The woman known as a “5-foot-2-inch powerhouse” of real estate over the course of a career that covered the residential side of DFW’s rise into a metroplex of national and global standing has died. She was 84.
Virginia Cook, co-founder of Dallas-based Virginia Cook Realtors, died on July 13, the Dallas Morning News reported, citing confirmation from Cook’s longtime business partner Sheila Rice.
No cause of death has been given; Cook had a stroke in 2015, sustaining some paralysis and other effects that gave difficulty in speaking.
Cook spent more than 50 years working in residential real estate in Dallas, joining Rice in a brokerage that eventually grew to six offices spread over North Dallas, Uptown, the Park Cities, Sherman, Fort Worth and Plano. The firm was among the largest independent brokerages in North Texas when it closed in 2019.

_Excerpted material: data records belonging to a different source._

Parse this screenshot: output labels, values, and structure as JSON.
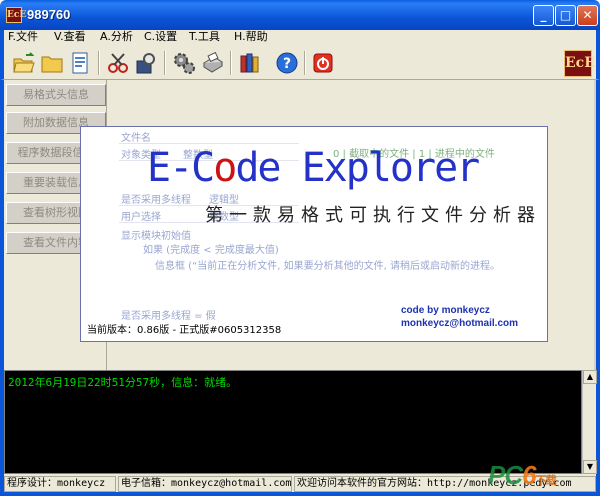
{
  "window": {
    "title": "989760",
    "app_icon": "EcE",
    "buttons": {
      "minimize": "_",
      "maximize": "□",
      "close": "✕"
    }
  },
  "menu": [
    {
      "label": "F.文件"
    },
    {
      "label": "V.查看"
    },
    {
      "label": "A.分析"
    },
    {
      "label": "C.设置"
    },
    {
      "label": "T.工具"
    },
    {
      "label": "H.帮助"
    }
  ],
  "toolbar": {
    "icons": [
      "open-folder-icon",
      "folder-icon",
      "document-icon",
      "cut-tool-icon",
      "inspect-icon",
      "settings-gears-icon",
      "print-icon",
      "books-icon",
      "help-icon",
      "power-icon"
    ],
    "brand": "EcE"
  },
  "nav": [
    {
      "label": "易格式头信息"
    },
    {
      "label": "附加数据信息"
    },
    {
      "label": "程序数据段信息"
    },
    {
      "label": "重要装载信息"
    },
    {
      "label": "查看树形视图"
    },
    {
      "label": "查看文件内容"
    }
  ],
  "splash": {
    "logo_prefix": "E-C",
    "logo_o": "o",
    "logo_suffix": "de Explorer",
    "seal_text": "第一款易格式可执行文件分析器",
    "credit_line1": "code by monkeycz",
    "credit_line2": "monkeycz@hotmail.com",
    "version_text": "当前版本：0.86版 - 正式版#0605312358",
    "ghost": {
      "row1": "文件名",
      "row2": "对象类型",
      "row2_val": "整数型",
      "right_text": "0 | 截取中的文件 | 1 | 进程中的文件",
      "row3": "是否采用多线程",
      "row3_val": "逻辑型",
      "row4": "用户选择",
      "row4_val": "整数型",
      "code1": "显示模块初始值",
      "code2": "如果 (完成度 < 完成度最大值)",
      "code3": "信息框 (“当前正在分析文件, 如果要分析其他的文件, 请稍后或启动新的进程。",
      "code4": "是否采用多线程 = 假"
    }
  },
  "log": {
    "line": "2012年6月19日22时51分57秒，信息：就绪。"
  },
  "status": [
    {
      "text": "程序设计：monkeycz"
    },
    {
      "text": "电子信箱：monkeycz@hotmail.com"
    },
    {
      "text": "欢迎访问本软件的官方网站：http://monkeycz.pedy.com"
    }
  ],
  "watermark": {
    "pc": "PC",
    "six": "6",
    "rest": "下载"
  }
}
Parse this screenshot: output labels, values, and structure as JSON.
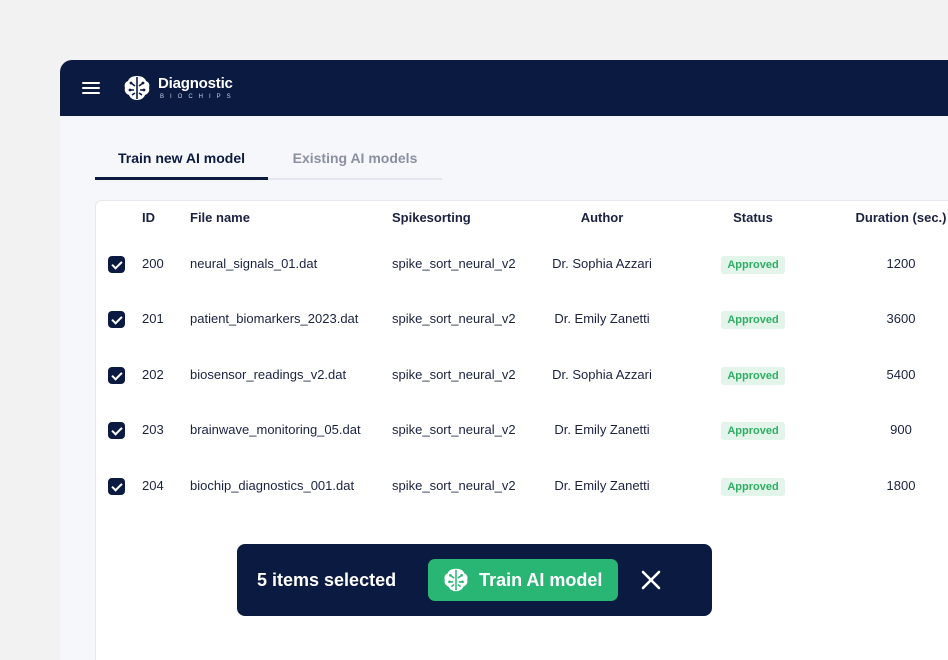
{
  "brand": {
    "title": "Diagnostic",
    "subtitle": "BIOCHIPS"
  },
  "tabs": [
    {
      "label": "Train new AI model",
      "active": true
    },
    {
      "label": "Existing AI models",
      "active": false
    }
  ],
  "table": {
    "columns": [
      "ID",
      "File name",
      "Spikesorting",
      "Author",
      "Status",
      "Duration (sec.)"
    ],
    "rows": [
      {
        "checked": true,
        "id": "200",
        "file": "neural_signals_01.dat",
        "spike": "spike_sort_neural_v2",
        "author": "Dr. Sophia Azzari",
        "status": "Approved",
        "duration": "1200"
      },
      {
        "checked": true,
        "id": "201",
        "file": "patient_biomarkers_2023.dat",
        "spike": "spike_sort_neural_v2",
        "author": "Dr. Emily Zanetti",
        "status": "Approved",
        "duration": "3600"
      },
      {
        "checked": true,
        "id": "202",
        "file": "biosensor_readings_v2.dat",
        "spike": "spike_sort_neural_v2",
        "author": "Dr. Sophia Azzari",
        "status": "Approved",
        "duration": "5400"
      },
      {
        "checked": true,
        "id": "203",
        "file": "brainwave_monitoring_05.dat",
        "spike": "spike_sort_neural_v2",
        "author": "Dr. Emily Zanetti",
        "status": "Approved",
        "duration": "900"
      },
      {
        "checked": true,
        "id": "204",
        "file": "biochip_diagnostics_001.dat",
        "spike": "spike_sort_neural_v2",
        "author": "Dr. Emily Zanetti",
        "status": "Approved",
        "duration": "1800"
      }
    ]
  },
  "selection_bar": {
    "count_text": "5 items selected",
    "train_label": "Train AI model",
    "close_icon": "close-icon"
  },
  "colors": {
    "navy": "#0b1a40",
    "green": "#29b573",
    "badge_bg": "#e3f5ea",
    "badge_text": "#2fae63"
  },
  "icons": [
    "menu-icon",
    "brain-logo-icon",
    "checkbox-checked-icon",
    "brain-icon",
    "close-icon"
  ]
}
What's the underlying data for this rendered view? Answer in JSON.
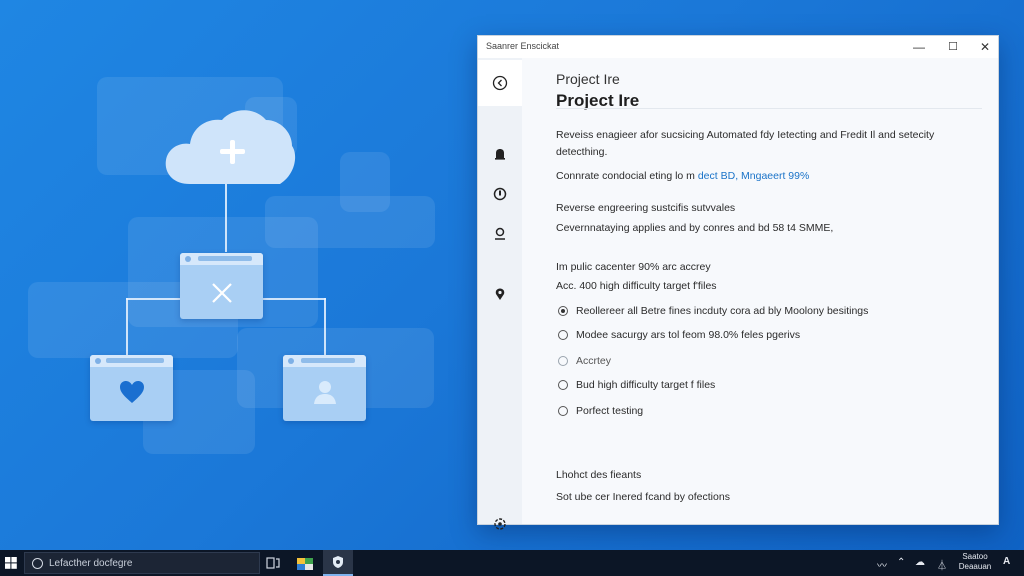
{
  "window": {
    "title": "Saanrer Enscickat",
    "controls": {
      "minimize": "—",
      "maximize": "☐",
      "close": "✕"
    }
  },
  "nav_icons": [
    "back-icon",
    "bell-icon",
    "shield-icon",
    "person-icon",
    "location-pin-icon",
    "settings-icon"
  ],
  "content": {
    "subtitle": "Project Ire",
    "title": "Project Ire",
    "description_line1": "Reveiss enagieer afor sucsicing Automated fdy Ietecting and Fredit Il and setecity",
    "description_line2": "detecthing.",
    "contrast_prefix": "Connrate condocial eting lo m ",
    "contrast_link": "dect BD, Mngaeert 99%",
    "reverse_line1": "Reverse engreering sustcifis sutvvales",
    "reverse_line2": "Cevernnataying applies and by conres and bd 58 t4 SMME,",
    "public_line": "Im pulic cacenter 90% arc accrey",
    "acc_line": "Acc. 400 high difficulty target f'files",
    "options": [
      {
        "label": "Reollereer all Betre fines incduty cora ad bly Moolony besitings",
        "state": "checked"
      },
      {
        "label": "Modee sacurgy ars tol feom 98.0% feles pgerivs",
        "state": "unchecked"
      },
      {
        "label": "Accrtey",
        "state": "light"
      },
      {
        "label": "Bud high difficulty target f files",
        "state": "unchecked"
      },
      {
        "label": "Porfect testing",
        "state": "unchecked"
      }
    ],
    "footer_line1": "Lhohct des fieants",
    "footer_line2": "Sot ube cer Inered fcand by ofections"
  },
  "taskbar": {
    "search_text": "Lefacther docfegre",
    "tray_time": "Saatoo",
    "tray_date": "Deaauan"
  },
  "colors": {
    "desktop": "#1b78d8",
    "accent_link": "#1a73c8",
    "taskbar": "#0c1626",
    "card": "#a9cff4"
  }
}
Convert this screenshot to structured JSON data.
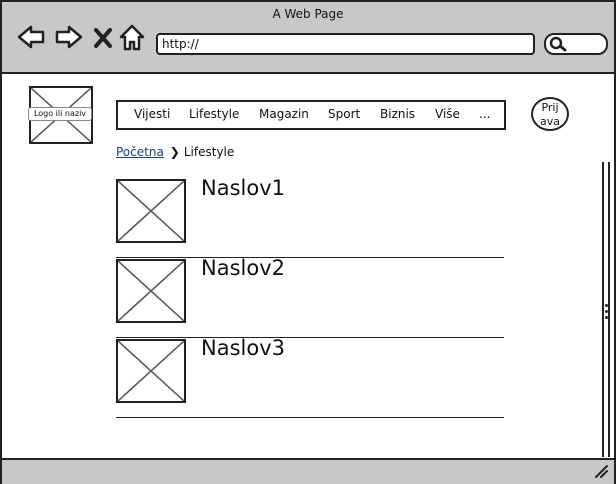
{
  "window": {
    "title": "A Web Page"
  },
  "browser": {
    "url": "http://"
  },
  "logo": {
    "label": "Logo ili naziv"
  },
  "nav": {
    "items": [
      {
        "label": "Vijesti"
      },
      {
        "label": "Lifestyle"
      },
      {
        "label": "Magazin"
      },
      {
        "label": "Sport"
      },
      {
        "label": "Biznis"
      },
      {
        "label": "Više"
      },
      {
        "label": "..."
      }
    ]
  },
  "login": {
    "line1": "Prij",
    "line2": "ava"
  },
  "breadcrumb": {
    "home": "Početna",
    "current": "Lifestyle"
  },
  "articles": [
    {
      "title": "Naslov1"
    },
    {
      "title": "Naslov2"
    },
    {
      "title": "Naslov3"
    }
  ]
}
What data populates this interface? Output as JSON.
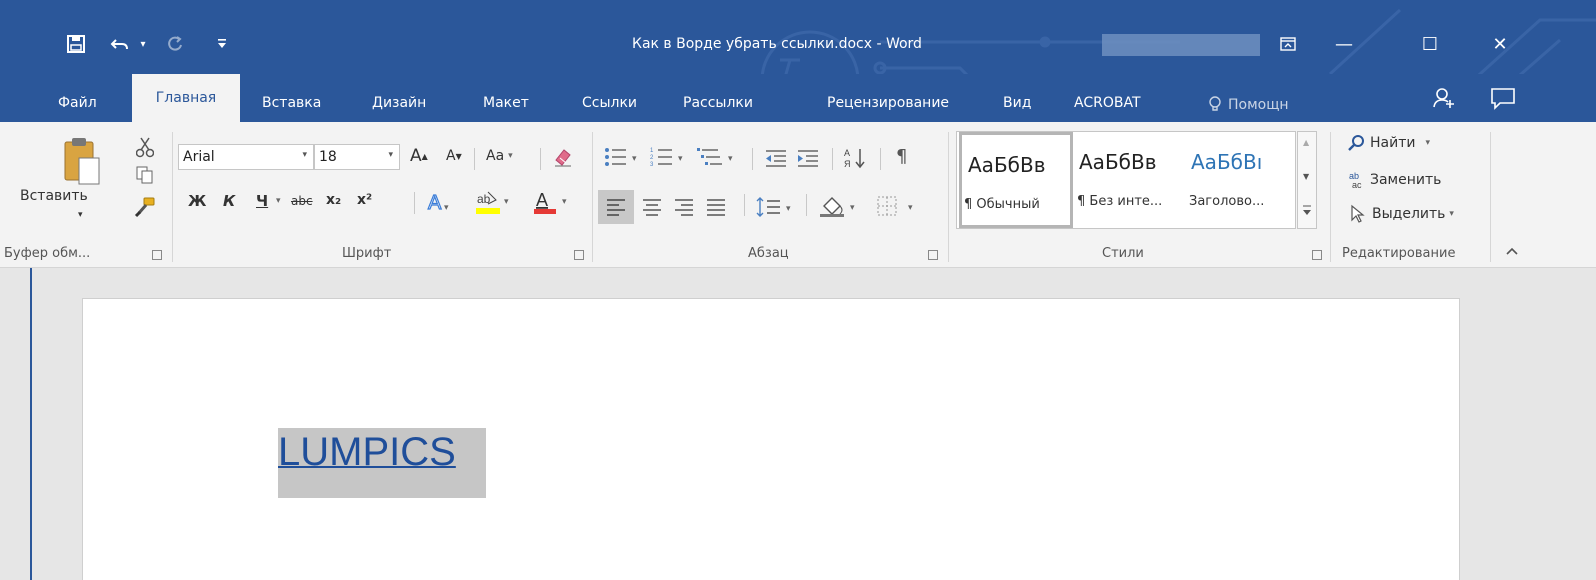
{
  "titlebar": {
    "title": "Как в Ворде убрать ссылки.docx - Word",
    "minimize": "—",
    "maximize": "☐",
    "close": "✕"
  },
  "tabs": [
    "Файл",
    "Главная",
    "Вставка",
    "Дизайн",
    "Макет",
    "Ссылки",
    "Рассылки",
    "Рецензирование",
    "Вид",
    "ACROBAT"
  ],
  "tell_me": "Помощн",
  "clipboard": {
    "paste_label": "Вставить",
    "group_label": "Буфер обм..."
  },
  "font": {
    "name": "Arial",
    "size": "18",
    "grow": "A",
    "shrink": "A",
    "case": "Aa",
    "bold": "Ж",
    "italic": "К",
    "underline": "Ч",
    "strike": "abc",
    "sub": "x₂",
    "sup": "x²",
    "color_letter": "A",
    "group_label": "Шрифт",
    "highlight_color": "#ffff00",
    "font_color": "#e53935"
  },
  "paragraph": {
    "group_label": "Абзац",
    "pilcrow": "¶"
  },
  "styles": {
    "group_label": "Стили",
    "items": [
      {
        "sample": "АаБбВв",
        "name": "¶ Обычный",
        "color": "#000000"
      },
      {
        "sample": "АаБбВв",
        "name": "¶ Без инте...",
        "color": "#000000"
      },
      {
        "sample": "АаБбВı",
        "name": "Заголово...",
        "color": "#2e74b5"
      }
    ]
  },
  "editing": {
    "find": "Найти",
    "replace": "Заменить",
    "select": "Выделить",
    "group_label": "Редактирование"
  },
  "document": {
    "link_text": "LUMPICS",
    "link_color": "#1f4e9a",
    "selection_color": "#c6c6c6"
  },
  "colors": {
    "brand": "#2b579a",
    "ribbon": "#f3f3f3"
  }
}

The Dallas Morning News coined the “5-foot-2-inch powerhouse” description in a 2018 profile of Cook, noting the “determination, wit and energy” she brought to her professional and personal lives. The profile placed her in a pantheon of female real estate pioneers in the Dallas-area, “with Allie Beth Allman and the late Ebby Halliday.”
Cook made it a practice to visit one of her firm’s six offices every day, after she had spent about two years recovering from her stroke. She hired a driver to make the rounds and used a motorized wheelchair to get around at her daily destinations.
Rice noted that Cook could understand conversation partners after her stroke, even if she had trouble responding beyond catch phrases such as “Wonderful! Wonderful!” and “Let’s go!”
Cook started in the business in 1960 as a 20-year-old student at Southern Methodist University. Texas law at the time required her to obtain her husband’s permission to pursue a real estate license.
She worked for Judge Fite, Paula Stringer Realtors and Henry S. Miller Company before launching her venture in partnership with Rice.
“Virginia’s not like anybody I’ve ever known,” Rice said in 2018. “She’s so smart. She’s so clever. She’s so witty. And she is so absolutely going to do it her way on things like this. That bullheadedness has helped her begin to rebuild her life.”
Funeral arrangements for Cook have not yet been announced.